Custom Format Strings
// Numeric
double value = 1234.5678;
value.ToString("F2"); // "1234.57" - fixed point
value.ToString("N2"); // "1,234.57" - number with separators
value.ToString("E2"); // "1.23E+003" - scientific
value.ToString("0.00"); // "1234.57" - custom
value.ToString("#,##0.00"); // "1,234.57" - custom with grouping
// Date/Time
DateTime dt = DateTime.Now;
dt.ToString("yyyy-MM-dd"); // "2024-01-15"

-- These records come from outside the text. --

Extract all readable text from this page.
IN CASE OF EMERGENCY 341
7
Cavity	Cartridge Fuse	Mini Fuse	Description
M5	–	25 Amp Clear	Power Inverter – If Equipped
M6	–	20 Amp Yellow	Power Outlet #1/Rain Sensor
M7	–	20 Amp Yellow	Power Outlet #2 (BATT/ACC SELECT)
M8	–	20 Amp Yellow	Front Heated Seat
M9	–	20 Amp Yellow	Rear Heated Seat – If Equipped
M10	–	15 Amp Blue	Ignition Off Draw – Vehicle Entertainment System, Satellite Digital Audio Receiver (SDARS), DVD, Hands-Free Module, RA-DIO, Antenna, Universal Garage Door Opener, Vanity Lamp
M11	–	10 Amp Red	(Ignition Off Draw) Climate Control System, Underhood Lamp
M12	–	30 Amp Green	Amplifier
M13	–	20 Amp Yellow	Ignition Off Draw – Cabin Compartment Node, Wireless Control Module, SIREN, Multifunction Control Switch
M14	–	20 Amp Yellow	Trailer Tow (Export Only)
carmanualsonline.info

dt.ToString("HH:mm:ss"); // "14:30:45"
dt.ToString("MMMM dd, yyyy"); // "January 15, 2024"
dt.ToString("dddd"); // "Monday"
dt.ToString("o"); // ISO 8601
// TimeSpan
TimeSpan ts = TimeSpan.FromHours(2.5);
ts.ToString(@"hh\:mm\:ss"); // "02:30:00"
IFormattable
public class Temperature : IFormattable
{
public double Celsius { get; }
public Temperature(double celsius) => Celsius = celsius;
public string ToString(string? format, IFormatProvider? formatProvider)
{
return format?.ToUpperInvariant() switch
{
"C" => $"{Celsius:F1}°C",
"F" => $"{Celsius * 9 / 5 + 32:F1}°F",
"K" => $"{Celsius + 273.15:F1}K",
_ => $"{Celsius:F1}°C"
};
}
}
var temp = new Temperature(25);
Console.WriteLine($"{temp:C}"); // "25.0°C"
Console.WriteLine($"{temp:F}"); // "77.0°F"
Parsing
Basic Parsing
// Parse - throws on failure
int number = int.Parse("42");
double d = double.Parse("3.14");
DateTime date = DateTime.Parse("2024-01-15");
// TryParse - safe, returns bool
if (int.TryParse(input, out int result))
{
Console.WriteLine($"Parsed: {result}");
}
else
{
Console.WriteLine("Invalid input");
}
// With format provider
decimal price = decimal.Parse("1,234.56", CultureInfo.InvariantCulture);
// Exact date parsing
DateTime exact = DateTime.ParseExact(
"15/01/2024",
"dd/MM/yyyy",
CultureInfo.InvariantCulture);
Span-Based Parsing (High Performance)
ReadOnlySpan<char> input = "42".AsSpan();
// No allocation parsing
if (int.TryParse(input, out int value))
{
Console.WriteLine(value);
}
// Parse from middle of string without substring
string text = "Value: 42 units";
ReadOnlySpan<char> numberSpan = text.AsSpan(7, 2);
int parsed = int.Parse(numberSpan);
High-Performance String Operations
Span-Based String Manipulation
string text = "Hello, World!";
ReadOnlySpan<char> span = text.AsSpan();
// Slice without allocation
ReadOnlySpan<char> hello = span[..5]; // "Hello"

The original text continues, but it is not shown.